Why is NASA planning the first plane on Mars?
While the world’s attention towards space news was focused mainly on the furor of the third launch of the SpaceX rocket and its explosion as well as the planetary conjunction that would happen on Tuesday night, news was released about a future plane that could fly on Mars. This first plane on Mars news was released on the NASA website on the 29th of June. According to the post on their website, a prototype of the Preliminary Research Aerodynamics Design to Land on Mars is an aircraft that is shaped like an arrow without the stem attached.
What will it do?
The aircraft will be sent to Mars in order to survey the Mars landscape for likely places to land for future Mars missions. This intent to survey the still quite alien landscape is evident from the name of the aircraft. But first, the prototype must pass its first test at 100,000 feet high above Earth before it becomes the first plane on Mars. Once it survives the test at 100,000 feet in the sky, it will be tested a few more times to work out any additional kinks or add any other features before it is then ready to be sent to Mars. The high altitude is supposed to be very similar to the thin atmosphere present on Mars, thereby helping to gauge whether or not this aircraft will do its job sufficiently well on the red planet.
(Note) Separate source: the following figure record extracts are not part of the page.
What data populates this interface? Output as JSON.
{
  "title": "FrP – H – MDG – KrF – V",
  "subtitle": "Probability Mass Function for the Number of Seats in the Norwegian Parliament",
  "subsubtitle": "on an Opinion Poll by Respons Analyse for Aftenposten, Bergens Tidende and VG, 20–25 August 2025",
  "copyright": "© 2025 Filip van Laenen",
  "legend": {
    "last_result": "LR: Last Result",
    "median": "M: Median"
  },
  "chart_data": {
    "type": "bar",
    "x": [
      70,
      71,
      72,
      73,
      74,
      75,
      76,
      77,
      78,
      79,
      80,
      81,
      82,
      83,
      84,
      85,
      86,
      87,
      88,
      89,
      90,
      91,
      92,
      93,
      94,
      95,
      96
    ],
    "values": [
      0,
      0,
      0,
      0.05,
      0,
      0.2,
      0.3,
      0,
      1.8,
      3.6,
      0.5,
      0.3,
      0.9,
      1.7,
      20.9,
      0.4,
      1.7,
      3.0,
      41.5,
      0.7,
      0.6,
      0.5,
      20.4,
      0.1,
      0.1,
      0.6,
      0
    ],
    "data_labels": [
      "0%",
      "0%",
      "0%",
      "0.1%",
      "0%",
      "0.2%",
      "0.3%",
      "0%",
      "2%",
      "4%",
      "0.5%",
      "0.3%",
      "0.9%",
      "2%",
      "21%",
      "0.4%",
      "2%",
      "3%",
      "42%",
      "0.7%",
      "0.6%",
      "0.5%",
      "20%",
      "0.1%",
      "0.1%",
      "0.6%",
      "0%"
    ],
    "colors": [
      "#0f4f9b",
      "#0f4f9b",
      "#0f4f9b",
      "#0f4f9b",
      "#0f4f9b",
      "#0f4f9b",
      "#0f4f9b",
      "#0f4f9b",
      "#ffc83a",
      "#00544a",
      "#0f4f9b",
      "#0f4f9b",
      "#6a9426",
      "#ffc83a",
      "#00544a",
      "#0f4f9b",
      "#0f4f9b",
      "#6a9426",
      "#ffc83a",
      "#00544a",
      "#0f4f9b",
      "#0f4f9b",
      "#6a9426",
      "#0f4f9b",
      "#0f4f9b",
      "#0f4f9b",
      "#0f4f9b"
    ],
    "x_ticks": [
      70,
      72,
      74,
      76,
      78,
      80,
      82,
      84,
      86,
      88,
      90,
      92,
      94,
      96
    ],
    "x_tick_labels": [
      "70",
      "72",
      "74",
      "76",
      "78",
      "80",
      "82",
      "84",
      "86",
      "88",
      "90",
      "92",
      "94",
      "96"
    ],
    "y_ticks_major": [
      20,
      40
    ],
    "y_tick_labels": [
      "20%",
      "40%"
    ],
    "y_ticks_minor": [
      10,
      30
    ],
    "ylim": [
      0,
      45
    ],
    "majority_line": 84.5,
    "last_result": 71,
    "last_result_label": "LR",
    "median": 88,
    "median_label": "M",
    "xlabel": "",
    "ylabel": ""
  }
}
Al Bowers, the NASA Armstrong chief scientist and Prandtl-m program manager said, “The Prandtl-m could overfly some of the proposed landing sites for a future astronaut mission and send back to Earth very detailed high resolution photographic map images that could tell scientists about the suitability of those landing sites.”
First plane on mars will get there via cubesat
The plan is that once it ready to be launched to Mars, the aircraft will be folded up and squeezed into a CubeSat, from which it can unfold and deploy. Also to be attached to that CubeSat is a Mars rover. But let’s take one thing at a time for now.